Я ненавидела это слово. Оно казалось мне каким-то липким и противным, вообще было в нем что-то свинское… Вот и сейчас мне представилось, как Марк и Стар прямо у меня на глазах обросли розовой жирной плотью. Их лица превратились в свиные рыльца, а на жирных задках игривой пружинкой свернулся поросячий хвостик. Я представила, как они, довольно похрюкивая, тыкаются друг в друга грязными пятачками, и меня стало подташнивать.
— Дол! — Стар, обняв меня за плечи, с тревогой заглядывала мне в глаза.
— Не трогай меня…
— Да что с тобой такое?!
— Мне противно… противно, что ты увиваешься вокруг Марка.
— Ты просто ревнуешь!
— Ничего подобного! И потом… дело не только в Марке. А в тебе. В том, как ты ведешь себя. Ты стала совсем другая.
— Глупенькая! Просто я стала старше, вот и все.
— Ну не настолько уж ты взрослая, чтобы позволить какому-то там Марку слюнявить себя! И все такое! Все расскажу Мэриголд, вот увидишь!
Стар рассмеялась:
— Да? И что же она, по-твоему, сделает? Дурочка! Спорим, что сама Мэриголд, когда была такая, как я, не ограничивалась одними поцелуями!
— Как ты думаешь, Стар, она сегодня вернется домой? Мэриголд обещала, что вернется.
— Обещала! — фыркнула Стар. — Она всегда обещает!
Все говорило о том, что Стар права и этим вечером Мэриголд опять не сдержит слова. Мы вернулись домой, когда еще не было десяти.
Съели холодного цыпленка с салатом. А потом стали готовиться ко сну.
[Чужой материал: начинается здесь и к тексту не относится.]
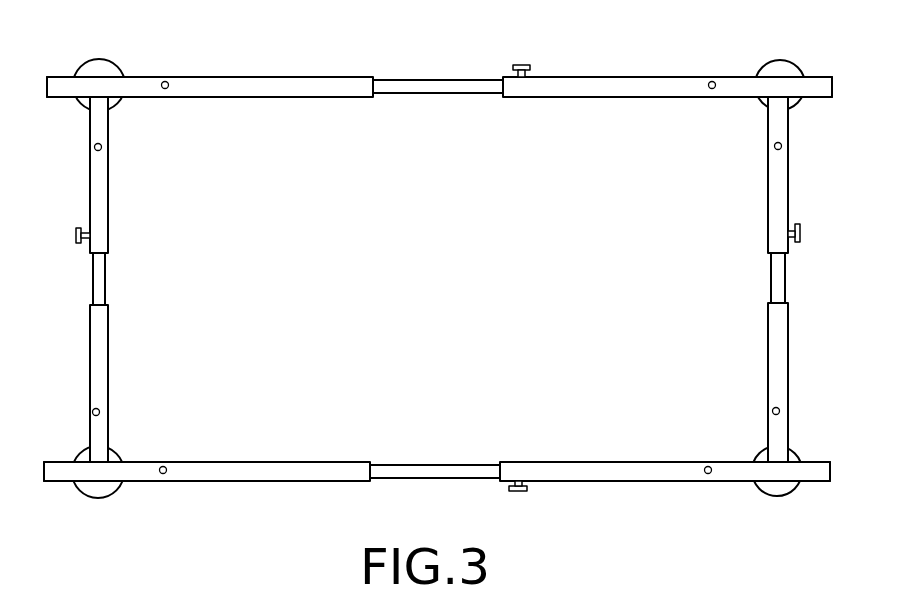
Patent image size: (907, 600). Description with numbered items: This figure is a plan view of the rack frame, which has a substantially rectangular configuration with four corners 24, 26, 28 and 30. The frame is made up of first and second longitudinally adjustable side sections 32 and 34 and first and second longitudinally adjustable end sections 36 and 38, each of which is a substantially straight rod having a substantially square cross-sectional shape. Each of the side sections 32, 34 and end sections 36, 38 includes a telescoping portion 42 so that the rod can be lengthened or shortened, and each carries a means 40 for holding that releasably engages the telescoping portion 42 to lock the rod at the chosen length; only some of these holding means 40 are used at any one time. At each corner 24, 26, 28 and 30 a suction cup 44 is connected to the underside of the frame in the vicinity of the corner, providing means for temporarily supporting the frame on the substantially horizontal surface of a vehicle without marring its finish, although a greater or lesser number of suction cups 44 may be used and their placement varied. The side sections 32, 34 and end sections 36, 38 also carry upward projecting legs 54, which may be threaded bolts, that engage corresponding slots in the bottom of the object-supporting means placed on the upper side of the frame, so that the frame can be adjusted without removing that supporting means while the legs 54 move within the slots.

The corner 24 is at (63, 76).
The corner 26 is at (804, 96).
The corner 28 is at (813, 463).
The corner 30 is at (63, 482).
The first longitudinally adjustable side section 32 is at (688, 76).
The second longitudinally adjustable side section 34 is at (686, 482).
The first longitudinally adjustable end section 36 is at (90, 182).
The second longitudinally adjustable end section 38 is at (790, 178).
The means for holding 40 is at (531, 68).
The telescoping portion 42 is at (503, 99).
The suction cup 44 is at (121, 72).
The upward projecting leg 54 is at (169, 84).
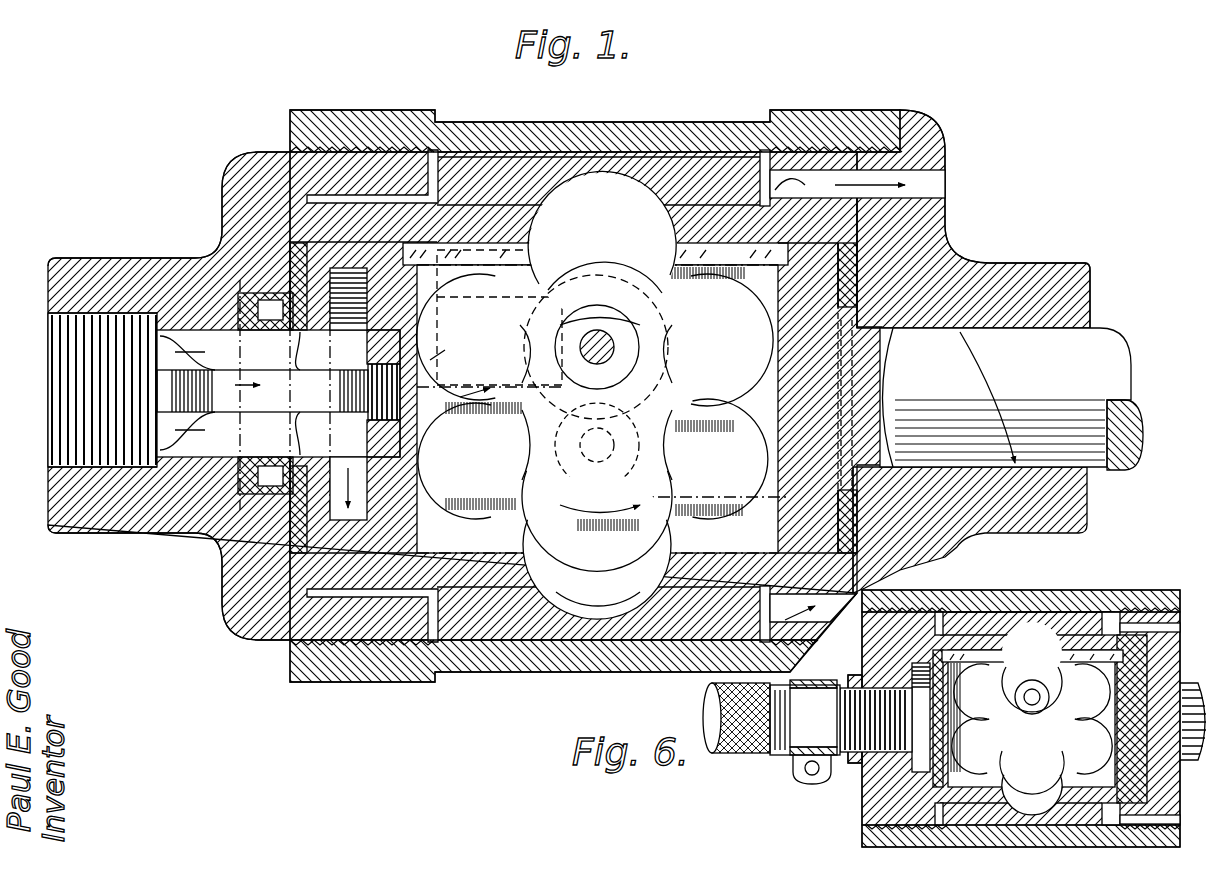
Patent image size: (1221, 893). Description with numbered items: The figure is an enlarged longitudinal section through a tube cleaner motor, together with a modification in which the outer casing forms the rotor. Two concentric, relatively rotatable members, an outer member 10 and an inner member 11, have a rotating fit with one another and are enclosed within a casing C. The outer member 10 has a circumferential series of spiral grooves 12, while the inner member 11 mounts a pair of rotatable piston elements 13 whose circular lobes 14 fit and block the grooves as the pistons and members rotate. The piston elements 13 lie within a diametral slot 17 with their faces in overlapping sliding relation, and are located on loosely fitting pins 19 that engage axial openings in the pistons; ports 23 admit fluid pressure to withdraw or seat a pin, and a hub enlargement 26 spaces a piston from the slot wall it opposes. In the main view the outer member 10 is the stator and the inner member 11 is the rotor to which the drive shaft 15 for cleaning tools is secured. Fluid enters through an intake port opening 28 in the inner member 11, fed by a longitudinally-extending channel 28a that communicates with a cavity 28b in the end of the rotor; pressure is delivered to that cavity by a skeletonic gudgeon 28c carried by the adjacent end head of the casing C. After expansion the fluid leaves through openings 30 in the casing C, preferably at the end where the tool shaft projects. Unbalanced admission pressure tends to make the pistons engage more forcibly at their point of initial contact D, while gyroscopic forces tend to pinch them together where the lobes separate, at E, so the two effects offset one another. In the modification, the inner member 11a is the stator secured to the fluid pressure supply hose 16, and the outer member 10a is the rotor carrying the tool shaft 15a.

In FIG. 1, the outer member 10 is at (680, 178).
In FIG. 6, the outer member 10a is at (1073, 612).
In FIG. 1, the inner member 11 is at (870, 300).
In FIG. 6, the inner member 11a is at (1162, 690).
In FIG. 1, the spiral grooves 12 is at (585, 172).
In FIG. 1, the piston elements 13 is at (602, 240).
In FIG. 6, the piston elements 13 is at (1036, 671).
In FIG. 1, the lobes 14 is at (730, 320).
In FIG. 6, the lobes 14 is at (972, 674).
In FIG. 1, the drive shaft 15 is at (1060, 388).
In FIG. 6, the tool shaft 15a is at (1195, 750).
In FIG. 6, the fluid pressure supply hose 16 is at (765, 756).
In FIG. 1, the diametral slot 17 is at (477, 545).
In FIG. 6, the diametral slot 17 is at (1032, 718).
In FIG. 1, the pins 19 is at (606, 347).
In FIG. 1, the ports 23 is at (710, 490).
In FIG. 1, the hub enlargement 26 is at (618, 376).
In FIG. 1, the intake port opening 28 is at (462, 252).
In FIG. 1, the longitudinally-extending channel 28a is at (540, 350).
In FIG. 1, the cavity 28b is at (272, 300).
In FIG. 6, the cavity 28b is at (920, 755).
In FIG. 1, the skeletonic gudgeon 28c is at (200, 338).
In FIG. 1, the openings 30 is at (945, 186).
In FIG. 6, the openings 30 is at (1170, 627).
In FIG. 1, the casing C is at (856, 122).
In FIG. 6, the casing C is at (995, 598).
In FIG. 1, the point of initial contact D is at (649, 377).
In FIG. 1, the lobe separation area E is at (597, 387).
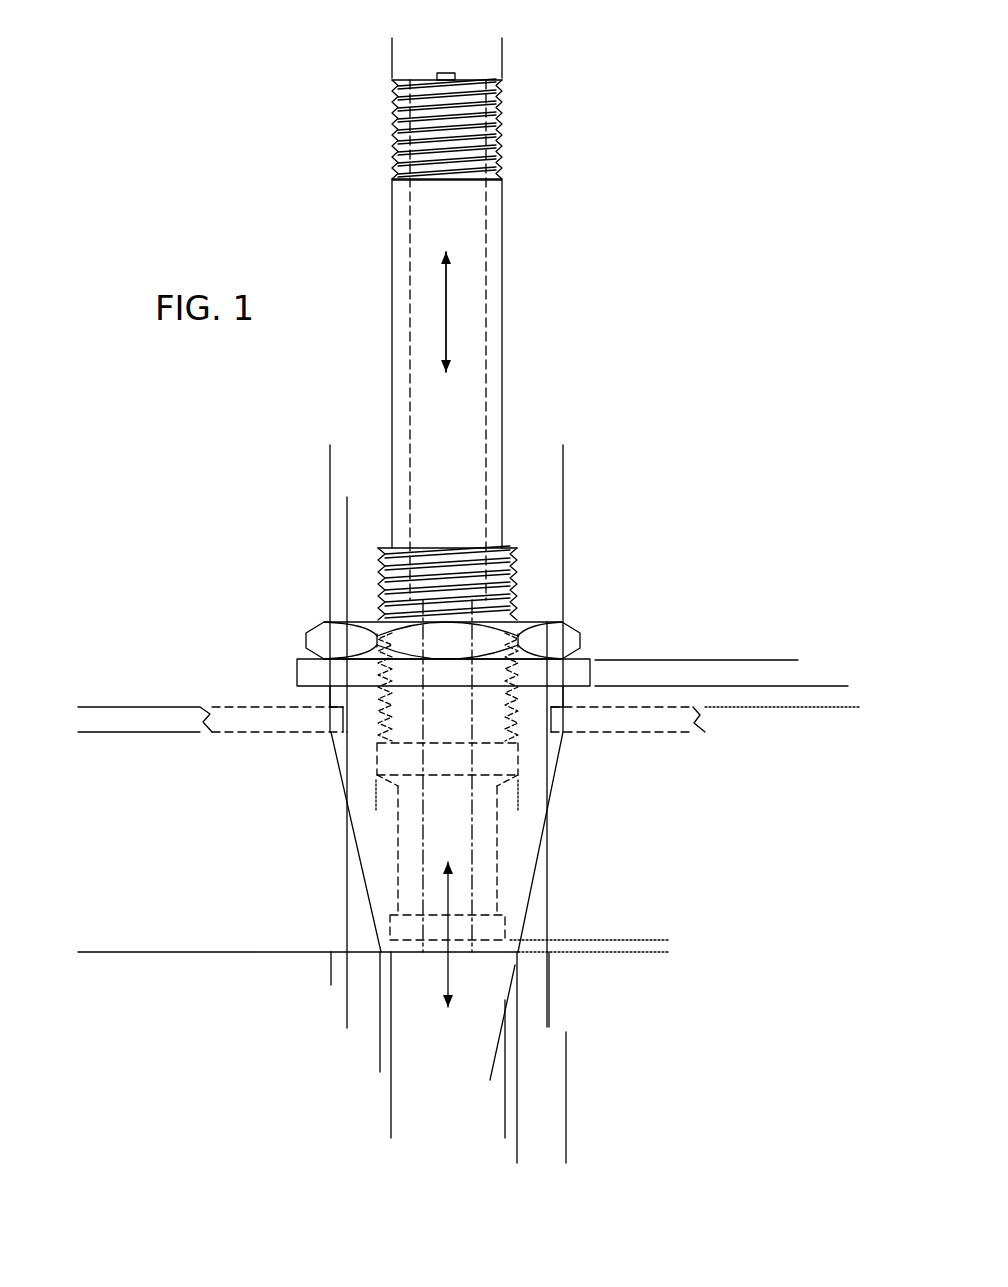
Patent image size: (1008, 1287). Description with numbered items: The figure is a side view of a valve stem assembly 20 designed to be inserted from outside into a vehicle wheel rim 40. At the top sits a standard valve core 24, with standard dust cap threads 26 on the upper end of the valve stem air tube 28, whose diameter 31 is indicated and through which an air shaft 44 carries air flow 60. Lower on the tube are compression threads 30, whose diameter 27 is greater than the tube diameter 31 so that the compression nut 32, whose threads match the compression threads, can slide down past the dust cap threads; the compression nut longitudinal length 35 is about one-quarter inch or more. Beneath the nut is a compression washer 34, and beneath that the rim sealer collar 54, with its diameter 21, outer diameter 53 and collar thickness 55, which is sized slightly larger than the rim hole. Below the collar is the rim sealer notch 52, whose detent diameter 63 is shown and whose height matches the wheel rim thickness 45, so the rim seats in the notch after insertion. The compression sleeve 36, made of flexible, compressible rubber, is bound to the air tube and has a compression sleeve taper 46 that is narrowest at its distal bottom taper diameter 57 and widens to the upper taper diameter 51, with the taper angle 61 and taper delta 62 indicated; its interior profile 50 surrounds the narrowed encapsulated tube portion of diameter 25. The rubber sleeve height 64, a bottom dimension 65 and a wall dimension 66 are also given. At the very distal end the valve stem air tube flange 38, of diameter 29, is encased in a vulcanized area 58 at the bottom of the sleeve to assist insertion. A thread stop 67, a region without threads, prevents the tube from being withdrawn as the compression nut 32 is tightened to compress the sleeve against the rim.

The valve stem assembly 20 is at (680, 498).
The diameter of rim sealer collar 21 is at (596, 468).
The valve core 24 is at (455, 73).
The diameter of narrowed encapsulated valve stem portion 25 is at (368, 837).
The dust cap threads 26 is at (498, 120).
The diameter of compression threads 27 is at (352, 798).
The valve stem air tube 28 is at (502, 368).
The diameter of valve stem air tube flange 29 is at (536, 1102).
The compression threads 30 is at (500, 622).
The diameter of valve stem air tube 31 is at (530, 55).
The compression nut 32 is at (573, 635).
The compression washer 34 is at (297, 671).
The compression nut longitudinal length 35 is at (775, 712).
The compression sleeve 36 is at (563, 773).
The valve stem air tube flange 38 is at (514, 928).
The wheel rim 40 is at (693, 727).
The air shaft 44 is at (460, 413).
The wheel rim thickness 45 is at (158, 762).
The compression sleeve taper 46 is at (354, 829).
The compression sleeve interior profile 50 is at (377, 760).
The upper taper diameter of the compression sleeve 51 is at (331, 971).
The rim sealer notch 52 is at (336, 717).
The rim sealer collar outer diameter 53 is at (374, 520).
The rim sealer collar 54 is at (322, 699).
The rim seal collar thickness 55 is at (833, 733).
The bottom taper diameter 57 is at (546, 1058).
The vulcanized area 58 is at (504, 909).
The air flow 60 is at (446, 292).
The taper angle 61 is at (455, 1057).
The taper delta 62 is at (485, 1150).
The detent diameter 63 is at (576, 1017).
The rubber sleeve height 64 is at (102, 953).
The dimension of approximately 0.254 cm 65 is at (653, 912).
The dimension of approximately three thirty-seconds inch 66 is at (546, 1127).
The thread stop 67 is at (377, 783).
Сказать по правде, я больше всего любила Стар в такие минуты, когда она, смыв с лица косметику и натянув старую-престарую ночную рубашку с игрушечным медвежонком на спине, снова становилась прежней Стар. Вот и сейчас, придя в хорошее настроение, она зарычала на меня медвежьим хриплым рыком.
— А помнишь, когда-то давно у меня тоже был игрушечный мишка? Такой огромный, желтый, в жилетке из клетчатой шотландки… — мечтательно вздохнула я, уткнувшись носом в свой любимый шелковый шарф. — Жаль, что его больше нет.
— Ладно, не хнычь. Подарю тебе другого мишку — на Рождество.
— Нет, я не хочу другого. Мне нужен только мой Джок — и никто больше. А еще мои старые книжки. И моя Барби со всеми своими платьицами.
— Понятно. Кстати, я тоже любила свою Барби! Пока ты не обрила ее наголо. Я тогда едва не придушила тебя, помнишь? А потом мне даже понравилось, что она лысая. Я даже сделала ей из пластилина такие ботинки, как у всех скинхедов, — черные, с толстыми подошвами и шипами. Ты помнишь, Дол?
— Помню, конечно. Жаль, что ничего этого уже больше нет. Хотела бы я, чтобы…
Я беспомощным жестом обвела нашу со Стар комнату. Это была самая лучшая комната из всех, что у нас когда-либо были, и я любила ее. Правда, никаких занавесок или ковров в ней не было, но Мэриголд купила громадную канистру темно-голубой эмульсии, и мы сами выкрасили ею стены и потолок. А потом Мэриголд предложила превратить их в океан и сама разрисовала их разными рыбами и китами, а еще нарисовала коралловый риф с русалками и целую стайку веселых дельфинов. Потолок превратился в небо, и Мэриголд целый день и полночи проторчала на стремянке, разрисовывая его звездами. Тут был и Млечный Путь, и Сириус, и Плеяды, и Большая Медведица, и Малая Медведица, и огромная сверкающая Полярная звезда. Но самыми яркими и большими были пять лучей другой звезды — в точности такой же, как та, что была вытатуирована у нее как раз напротив сердца.
Да, это была самая восхитительная комната из всех, в которой только можно жить. И тогда мне и в самом деле не хотелось, чтобы в ней по углам валялись какие-то обшарпанные старые игрушки. А теперь стало жаль, что не удалось сохранить кое-что из прежних вещей, когда, случалось, нам приходилось ночью, тайком, съезжать с квартиры и перебираться в другое место.